Procedure to be followed
1. The legal heir has to take a fresh GST registration with effect from the date of death of the proprietor by filing Form GST REG-1. In the form, the reason for registration should be selected as, “On account of the death of the proprietor”. Documents like the death certificate and some other documents required for registration need to be uploaded while obtaining registration. One important thing one has to note here is that the application for registration by the legal heir has to be made within 30 days of the death of the proprietor.
2. Once registration is granted; we have to transfer the balance of Input tax credit lying in the Electronic credit ledger of the proprietor to the legal heir by filing Form ITC-02 along with a certificate issued by a Chartered Accountant or Cost Accountant certifying the correctness of the amount of credit transferred.
3. Once Form ITC-02 has been filed, and the balance in the credit ledger is zero, we have to apply for cancellation of registration of the proprietor with effect from the date of death, and once the approval for cancellation is granted, we have to file a Final GST return in Form GSTR-10 within three months from the approval of cancellation. In this GST Return, one has to declare that there was no closing stock available in the proprietor’s business as the same has been transferred to the legal heir.
4. Once all the above procedure is done, we have to accept the amount of GST credit shown in Form ITC-02, in the legal heir’s GST account, which was filed from the proprietor account. Once accepted, the credit ledger will reflect the balance transferred.
It is important to note that any future liabilities of tax, interest, and penalty of the proprietor’s business will have to be discharged by the legal heir.

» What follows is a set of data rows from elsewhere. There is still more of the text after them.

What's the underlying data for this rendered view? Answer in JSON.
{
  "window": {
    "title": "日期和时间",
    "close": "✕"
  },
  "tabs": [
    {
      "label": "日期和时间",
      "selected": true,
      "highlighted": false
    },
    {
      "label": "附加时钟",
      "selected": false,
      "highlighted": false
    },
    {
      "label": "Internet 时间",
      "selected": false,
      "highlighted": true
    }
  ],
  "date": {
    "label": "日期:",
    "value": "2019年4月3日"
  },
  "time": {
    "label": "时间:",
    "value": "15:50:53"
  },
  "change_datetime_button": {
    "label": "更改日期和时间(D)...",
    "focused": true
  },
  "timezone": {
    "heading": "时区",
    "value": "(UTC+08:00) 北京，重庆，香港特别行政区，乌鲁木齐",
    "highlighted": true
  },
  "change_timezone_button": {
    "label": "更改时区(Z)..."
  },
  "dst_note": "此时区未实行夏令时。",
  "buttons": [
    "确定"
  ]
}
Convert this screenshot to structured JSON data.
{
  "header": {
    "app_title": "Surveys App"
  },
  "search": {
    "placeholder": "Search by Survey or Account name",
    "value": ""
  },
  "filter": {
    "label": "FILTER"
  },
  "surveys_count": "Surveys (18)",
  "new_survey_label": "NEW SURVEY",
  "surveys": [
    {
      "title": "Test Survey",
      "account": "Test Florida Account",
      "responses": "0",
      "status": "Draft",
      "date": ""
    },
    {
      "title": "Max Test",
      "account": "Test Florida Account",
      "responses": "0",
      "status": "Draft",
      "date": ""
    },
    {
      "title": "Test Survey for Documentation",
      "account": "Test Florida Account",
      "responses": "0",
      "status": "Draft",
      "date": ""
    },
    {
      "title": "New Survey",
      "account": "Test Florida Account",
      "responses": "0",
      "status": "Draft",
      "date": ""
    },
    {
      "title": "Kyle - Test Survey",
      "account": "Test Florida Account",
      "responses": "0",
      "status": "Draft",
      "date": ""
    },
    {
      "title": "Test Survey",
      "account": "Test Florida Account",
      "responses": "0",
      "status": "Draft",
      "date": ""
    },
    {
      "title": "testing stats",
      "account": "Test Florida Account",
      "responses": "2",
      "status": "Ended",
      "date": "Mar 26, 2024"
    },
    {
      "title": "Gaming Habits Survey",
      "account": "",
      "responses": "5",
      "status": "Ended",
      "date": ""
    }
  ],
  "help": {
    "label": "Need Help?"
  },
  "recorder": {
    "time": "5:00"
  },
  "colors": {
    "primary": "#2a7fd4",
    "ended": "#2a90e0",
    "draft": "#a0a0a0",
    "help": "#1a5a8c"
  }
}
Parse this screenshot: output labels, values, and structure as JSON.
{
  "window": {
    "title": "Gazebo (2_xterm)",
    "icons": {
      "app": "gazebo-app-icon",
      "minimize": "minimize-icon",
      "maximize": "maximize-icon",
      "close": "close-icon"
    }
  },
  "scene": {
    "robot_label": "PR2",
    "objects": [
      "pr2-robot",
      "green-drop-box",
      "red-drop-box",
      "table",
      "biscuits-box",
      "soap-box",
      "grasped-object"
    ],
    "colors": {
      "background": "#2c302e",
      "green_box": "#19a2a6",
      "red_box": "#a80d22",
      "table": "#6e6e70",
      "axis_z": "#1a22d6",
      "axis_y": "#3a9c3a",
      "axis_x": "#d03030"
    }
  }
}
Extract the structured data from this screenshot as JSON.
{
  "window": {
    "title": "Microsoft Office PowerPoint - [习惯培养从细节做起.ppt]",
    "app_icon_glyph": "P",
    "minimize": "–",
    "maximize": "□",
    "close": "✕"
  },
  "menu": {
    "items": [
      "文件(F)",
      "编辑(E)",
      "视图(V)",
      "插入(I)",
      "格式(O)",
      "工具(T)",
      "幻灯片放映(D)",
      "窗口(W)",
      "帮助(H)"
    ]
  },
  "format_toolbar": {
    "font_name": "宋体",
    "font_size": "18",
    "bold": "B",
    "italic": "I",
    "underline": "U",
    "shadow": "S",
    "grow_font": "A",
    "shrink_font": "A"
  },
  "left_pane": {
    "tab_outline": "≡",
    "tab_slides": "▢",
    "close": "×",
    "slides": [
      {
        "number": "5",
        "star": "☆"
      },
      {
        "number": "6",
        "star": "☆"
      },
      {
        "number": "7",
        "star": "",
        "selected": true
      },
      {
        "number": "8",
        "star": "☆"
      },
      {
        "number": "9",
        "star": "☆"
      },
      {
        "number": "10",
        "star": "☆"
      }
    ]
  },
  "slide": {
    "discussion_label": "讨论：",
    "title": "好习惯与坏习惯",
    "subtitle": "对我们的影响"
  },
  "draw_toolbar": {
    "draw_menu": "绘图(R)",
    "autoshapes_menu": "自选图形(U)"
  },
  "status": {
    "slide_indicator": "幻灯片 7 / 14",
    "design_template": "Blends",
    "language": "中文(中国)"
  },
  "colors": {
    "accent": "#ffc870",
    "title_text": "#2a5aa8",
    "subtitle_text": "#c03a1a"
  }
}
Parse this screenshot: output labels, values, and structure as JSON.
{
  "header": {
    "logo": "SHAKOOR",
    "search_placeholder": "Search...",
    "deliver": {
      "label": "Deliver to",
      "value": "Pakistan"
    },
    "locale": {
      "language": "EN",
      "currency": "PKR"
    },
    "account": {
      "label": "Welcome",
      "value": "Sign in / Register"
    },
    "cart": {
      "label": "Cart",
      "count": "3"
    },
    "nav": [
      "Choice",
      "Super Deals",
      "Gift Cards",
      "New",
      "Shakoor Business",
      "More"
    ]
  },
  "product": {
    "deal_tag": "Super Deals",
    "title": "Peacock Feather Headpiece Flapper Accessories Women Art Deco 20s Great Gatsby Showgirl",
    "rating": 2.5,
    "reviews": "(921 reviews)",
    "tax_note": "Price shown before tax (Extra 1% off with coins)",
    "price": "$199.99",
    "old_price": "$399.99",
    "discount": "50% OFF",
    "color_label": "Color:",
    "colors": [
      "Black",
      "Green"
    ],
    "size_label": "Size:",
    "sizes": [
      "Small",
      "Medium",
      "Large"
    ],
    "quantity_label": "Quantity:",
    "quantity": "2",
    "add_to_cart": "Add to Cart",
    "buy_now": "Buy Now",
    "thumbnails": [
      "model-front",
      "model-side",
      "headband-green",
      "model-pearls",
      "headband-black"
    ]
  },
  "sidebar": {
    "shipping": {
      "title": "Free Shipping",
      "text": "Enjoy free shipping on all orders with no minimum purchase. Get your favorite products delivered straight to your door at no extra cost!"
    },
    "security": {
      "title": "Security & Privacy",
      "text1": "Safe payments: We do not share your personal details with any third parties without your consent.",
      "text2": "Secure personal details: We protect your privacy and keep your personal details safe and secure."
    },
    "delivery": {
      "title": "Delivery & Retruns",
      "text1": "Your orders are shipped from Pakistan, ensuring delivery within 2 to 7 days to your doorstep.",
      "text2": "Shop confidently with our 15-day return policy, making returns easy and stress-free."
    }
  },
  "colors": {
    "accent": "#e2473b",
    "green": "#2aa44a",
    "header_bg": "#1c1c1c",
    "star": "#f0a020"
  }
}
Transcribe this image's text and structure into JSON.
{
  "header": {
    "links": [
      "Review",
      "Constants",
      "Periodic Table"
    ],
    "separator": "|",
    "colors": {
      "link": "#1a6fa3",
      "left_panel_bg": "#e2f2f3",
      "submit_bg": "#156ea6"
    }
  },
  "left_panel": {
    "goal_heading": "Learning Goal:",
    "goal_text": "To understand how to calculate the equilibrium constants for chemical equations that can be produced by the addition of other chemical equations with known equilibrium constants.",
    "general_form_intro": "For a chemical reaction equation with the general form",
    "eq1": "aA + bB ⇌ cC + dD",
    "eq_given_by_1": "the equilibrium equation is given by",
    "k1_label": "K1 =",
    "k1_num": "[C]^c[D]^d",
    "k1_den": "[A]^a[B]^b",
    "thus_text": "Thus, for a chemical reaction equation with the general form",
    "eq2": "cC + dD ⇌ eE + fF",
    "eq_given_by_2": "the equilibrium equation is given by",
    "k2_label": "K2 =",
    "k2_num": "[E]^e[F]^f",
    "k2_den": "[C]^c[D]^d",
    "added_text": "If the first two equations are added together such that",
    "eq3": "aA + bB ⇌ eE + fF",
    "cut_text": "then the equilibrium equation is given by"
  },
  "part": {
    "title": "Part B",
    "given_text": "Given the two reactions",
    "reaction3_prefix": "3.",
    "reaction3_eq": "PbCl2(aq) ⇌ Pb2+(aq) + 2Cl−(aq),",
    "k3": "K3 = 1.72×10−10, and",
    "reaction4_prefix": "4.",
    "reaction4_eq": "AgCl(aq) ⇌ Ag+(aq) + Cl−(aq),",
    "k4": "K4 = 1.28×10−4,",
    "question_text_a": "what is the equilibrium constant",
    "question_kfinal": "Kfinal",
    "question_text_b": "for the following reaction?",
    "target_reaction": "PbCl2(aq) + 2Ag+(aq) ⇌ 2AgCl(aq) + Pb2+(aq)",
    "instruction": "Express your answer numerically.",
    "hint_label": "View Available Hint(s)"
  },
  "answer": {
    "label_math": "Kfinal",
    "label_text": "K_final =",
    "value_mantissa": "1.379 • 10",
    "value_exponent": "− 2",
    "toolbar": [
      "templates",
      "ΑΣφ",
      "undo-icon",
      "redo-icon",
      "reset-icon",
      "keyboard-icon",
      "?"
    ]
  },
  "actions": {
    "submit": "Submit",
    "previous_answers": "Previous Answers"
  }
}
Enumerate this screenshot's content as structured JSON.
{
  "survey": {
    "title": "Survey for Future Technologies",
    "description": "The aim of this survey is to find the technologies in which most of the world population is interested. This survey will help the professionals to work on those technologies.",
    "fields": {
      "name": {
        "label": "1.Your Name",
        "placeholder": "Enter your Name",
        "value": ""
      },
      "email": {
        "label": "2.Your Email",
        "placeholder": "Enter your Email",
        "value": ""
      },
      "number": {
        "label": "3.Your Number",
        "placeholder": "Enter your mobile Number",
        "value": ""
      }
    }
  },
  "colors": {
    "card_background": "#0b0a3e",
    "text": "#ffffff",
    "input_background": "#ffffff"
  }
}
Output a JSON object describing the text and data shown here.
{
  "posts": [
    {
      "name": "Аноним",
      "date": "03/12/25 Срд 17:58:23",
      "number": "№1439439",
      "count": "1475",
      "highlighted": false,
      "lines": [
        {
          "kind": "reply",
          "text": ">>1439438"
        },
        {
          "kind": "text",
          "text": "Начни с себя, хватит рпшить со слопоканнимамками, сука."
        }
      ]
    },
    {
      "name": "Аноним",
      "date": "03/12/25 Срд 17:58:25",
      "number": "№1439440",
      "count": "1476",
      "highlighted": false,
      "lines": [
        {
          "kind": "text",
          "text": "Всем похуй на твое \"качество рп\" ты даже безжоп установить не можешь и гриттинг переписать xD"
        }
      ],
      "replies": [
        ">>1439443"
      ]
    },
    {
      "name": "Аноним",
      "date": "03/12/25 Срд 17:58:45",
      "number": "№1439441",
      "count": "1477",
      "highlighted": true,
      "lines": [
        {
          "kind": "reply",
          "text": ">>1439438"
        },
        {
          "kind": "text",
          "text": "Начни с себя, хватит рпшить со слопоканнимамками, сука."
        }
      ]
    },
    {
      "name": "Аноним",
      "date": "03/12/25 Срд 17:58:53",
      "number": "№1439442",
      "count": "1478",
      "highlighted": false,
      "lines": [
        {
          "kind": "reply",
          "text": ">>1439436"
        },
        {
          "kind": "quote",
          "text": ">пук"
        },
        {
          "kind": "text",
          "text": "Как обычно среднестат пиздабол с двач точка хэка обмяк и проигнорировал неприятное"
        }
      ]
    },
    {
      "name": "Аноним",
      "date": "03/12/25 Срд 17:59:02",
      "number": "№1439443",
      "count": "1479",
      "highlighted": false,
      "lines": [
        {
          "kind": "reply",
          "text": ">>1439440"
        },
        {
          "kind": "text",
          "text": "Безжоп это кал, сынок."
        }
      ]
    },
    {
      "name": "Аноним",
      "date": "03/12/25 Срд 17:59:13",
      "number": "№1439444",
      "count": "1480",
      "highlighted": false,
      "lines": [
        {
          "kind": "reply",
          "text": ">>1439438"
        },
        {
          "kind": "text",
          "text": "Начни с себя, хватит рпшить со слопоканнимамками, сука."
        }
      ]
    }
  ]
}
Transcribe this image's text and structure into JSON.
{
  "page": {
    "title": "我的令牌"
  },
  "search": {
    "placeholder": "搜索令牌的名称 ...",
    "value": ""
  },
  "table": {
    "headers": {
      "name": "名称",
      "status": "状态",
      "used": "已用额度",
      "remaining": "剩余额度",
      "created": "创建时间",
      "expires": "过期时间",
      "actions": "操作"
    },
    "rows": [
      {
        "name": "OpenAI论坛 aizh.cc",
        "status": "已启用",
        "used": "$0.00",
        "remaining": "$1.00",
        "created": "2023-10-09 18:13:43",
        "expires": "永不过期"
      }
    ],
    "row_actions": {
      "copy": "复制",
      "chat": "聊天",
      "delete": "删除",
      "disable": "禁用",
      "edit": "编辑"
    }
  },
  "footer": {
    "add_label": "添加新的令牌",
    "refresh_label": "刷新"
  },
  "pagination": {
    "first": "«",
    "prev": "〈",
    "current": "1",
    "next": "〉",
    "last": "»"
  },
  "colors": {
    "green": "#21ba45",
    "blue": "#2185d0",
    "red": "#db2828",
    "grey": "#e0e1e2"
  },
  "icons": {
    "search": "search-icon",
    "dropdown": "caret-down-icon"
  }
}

2. In case the business is not continued by the legal heir
In this situation, the legal heir of the proprietor doesn’t intend to continue the business of the proprietor and also doesn’t intend to carry any type of burden of GST liability which may arise at later stages due to audit or assessment.
First and Final Step: The legal heir must file all the pending GST returns till the date of the death of the proprietor. After filing all the pending returns, the legal heir should apply for cancellation of registration. Once the Application for cancellation is approved he has to file a final return in Form GSTR 10 within three months of approval. It is important to note here that the balances available in the Electronic credit ledger shall lapse and they cannot be claimed by the legal heir.
Similarities and differences between the above two situations
There are some similarities and differences in both situations. The registration needs to be canceled in both the situations, Form GSTR-10, i.e. A Final return needs to be filed and in both the cases all the pending returns need to be filed by the legal heir (GSTR-1, GSTR-3B, etc. up to the date of death and also GSTR-9, and GSTR-9C).
There is one major difference that we need to understand. The GST liability which arises at a future date. In case the business is NOT continued by the legal heir, there shall not be any kind of liability for payment of GST on the part of the legal heir. However, if the business is continued, the legal heir has to discharge GST liability of the proprietor’s business which may arise at a later stage due to any assessments/audits.
Which situation is better?
A doubt may come in one’s mind, which situation is better. Should I continue the business or not? Well, this depends on the facts and circumstances of the case. But a general view is, if the balances in the GST credit ledger are NIL or immaterial then it would be better not to continue the existing business, and in case the balances in the GST credit ledger are material or big enough, then one can continue the existing business.
The process in the case of the Death of a Proprietor is not very complex but one needs to be careful about time limits. The decision to continue or not would depend a lot on GST credits that have been accumulated and whether or not they are material.